There are so many different types of grief, so I am only going to mention a few here, but I want to show you how much, we as a society, have simplified grief into just that one word of GRIEF:

  • Anticipatory Grief- This type of grief can start long before a person dies. It is normally associated with a diagnosis of terminal cancer or an illness such as Alzheimers. People struggle with this type of grief because the person is still alive but the process of grieving for the person they knew before the illness takes them starts from diagnosis.
  • Delayed Grief- The grieving process is not started following a death, but is delayed until a later date (and is normally triggered by another life event that can seem unrelated)
  • Complicated Grief- is when grief becomes severe and significantly stops a person’s ability to function. This is often associated with a sudden or violent death.
  • Disenfranchised Grief- can be felt when a person experiences a loss, but others around them downplay the significance of that person. This can happen with the death of an ex-colleague, ex-partner or pet.

I remember watching a news programme, as a child, where a funeral was taking place in Syria and I watched as the poorly made wooden box was lowered into the ground and women and men fell to the ground, screaming and crying with such anguish and pain etched on their faces.

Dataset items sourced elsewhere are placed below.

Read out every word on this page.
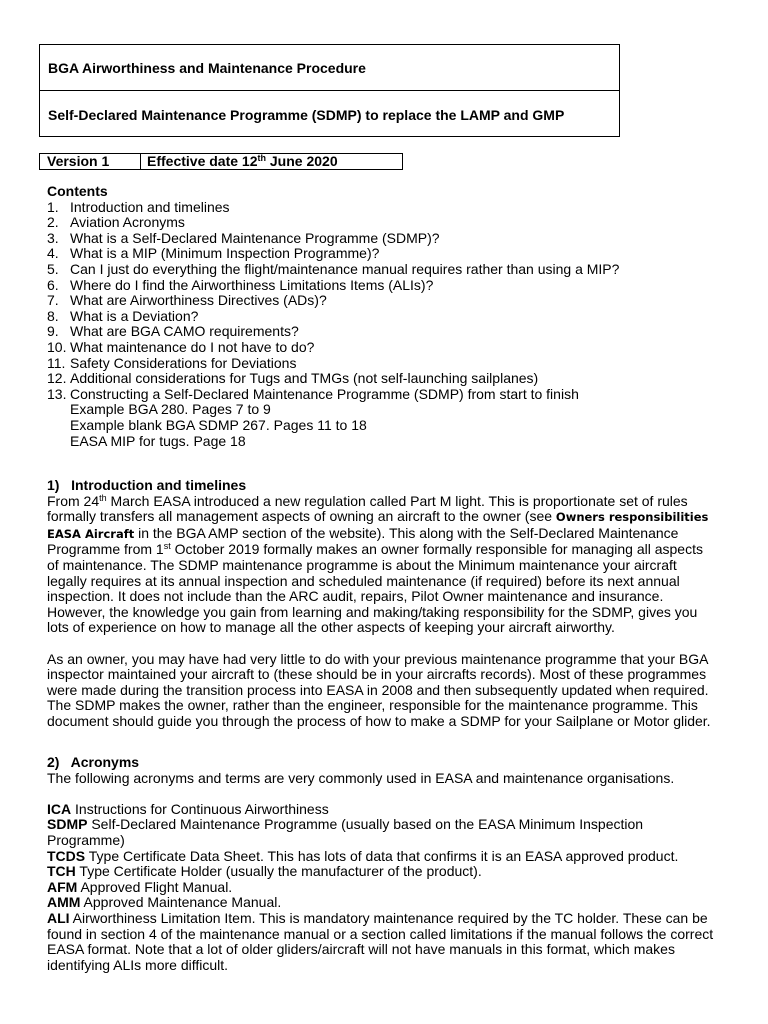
BGA Airworthiness and Maintenance Procedure
Self-Declared Maintenance Programme (SDMP) to replace the LAMP and GMP
Version 1	Effective date 12th June 2020
Contents
1. Introduction and timelines
2. Aviation Acronyms
3. What is a Self-Declared Maintenance Programme (SDMP)?
4. What is a MIP (Minimum Inspection Programme)?
5. Can I just do everything the flight/maintenance manual requires rather than using a MIP?
6. Where do I find the Airworthiness Limitations Items (ALIs)?
7. What are Airworthiness Directives (ADs)?
8. What is a Deviation?
9. What are BGA CAMO requirements?
10. What maintenance do I not have to do?
11. Safety Considerations for Deviations
12. Additional considerations for Tugs and TMGs (not self-launching sailplanes)
13. Constructing a Self-Declared Maintenance Programme (SDMP) from start to finish
Example BGA 280. Pages 7 to 9
Example blank BGA SDMP 267. Pages 11 to 18
EASA MIP for tugs. Page 18
1)   Introduction and timelines
From 24th March EASA introduced a new regulation called Part M light. This is proportionate set of rules
formally transfers all management aspects of owning an aircraft to the owner (see Owners responsibilities
EASA Aircraft in the BGA AMP section of the website). This along with the Self-Declared Maintenance
Programme from 1st October 2019 formally makes an owner formally responsible for managing all aspects
of maintenance. The SDMP maintenance programme is about the Minimum maintenance your aircraft
legally requires at its annual inspection and scheduled maintenance (if required) before its next annual
inspection. It does not include than the ARC audit, repairs, Pilot Owner maintenance and insurance.
However, the knowledge you gain from learning and making/taking responsibility for the SDMP, gives you
lots of experience on how to manage all the other aspects of keeping your aircraft airworthy.
As an owner, you may have had very little to do with your previous maintenance programme that your BGA
inspector maintained your aircraft to (these should be in your aircrafts records). Most of these programmes
were made during the transition process into EASA in 2008 and then subsequently updated when required.
The SDMP makes the owner, rather than the engineer, responsible for the maintenance programme. This
document should guide you through the process of how to make a SDMP for your Sailplane or Motor glider.
2)   Acronyms
The following acronyms and terms are very commonly used in EASA and maintenance organisations.
ICA Instructions for Continuous Airworthiness
SDMP Self-Declared Maintenance Programme (usually based on the EASA Minimum Inspection
Programme)
TCDS Type Certificate Data Sheet. This has lots of data that confirms it is an EASA approved product.
TCH Type Certificate Holder (usually the manufacturer of the product).
AFM Approved Flight Manual.
AMM Approved Maintenance Manual.
ALI Airworthiness Limitation Item. This is mandatory maintenance required by the TC holder. These can be
found in section 4 of the maintenance manual or a section called limitations if the manual follows the correct
EASA format. Note that a lot of older gliders/aircraft will not have manuals in this format, which makes
identifying ALIs more difficult.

Contrast this with burying my mum at the age of 24, I remember sitting in the crematorium, dressed smartly in black, looking at a beautifully crafted coffin, trying not to cry, remembering those women and men who freely expressed their pain as a whole community, while i tried so hard to “put on a brave face” and people congratulated me on “doing so well”. There was a freedom of expression in that Syrian community that we in our society lack.

Society places conditions on grief. If we do not cry at a funeral we are not affected enough, or if we are still emotional 12 months later, we get told that “we need to move on”. Emotional displays are met with uncomfortable silences or people begin to cross the road when they see you just to avoid that awkward conversation. Society also places a time limit on grief, illustrated by the maximum of two weeks compassionate leave often given by employers.

Experts say that grief is a process and cannot be rushed, yet society shares a different message, so how do we process our grief, in our own time, while not giving in to society’s expectations?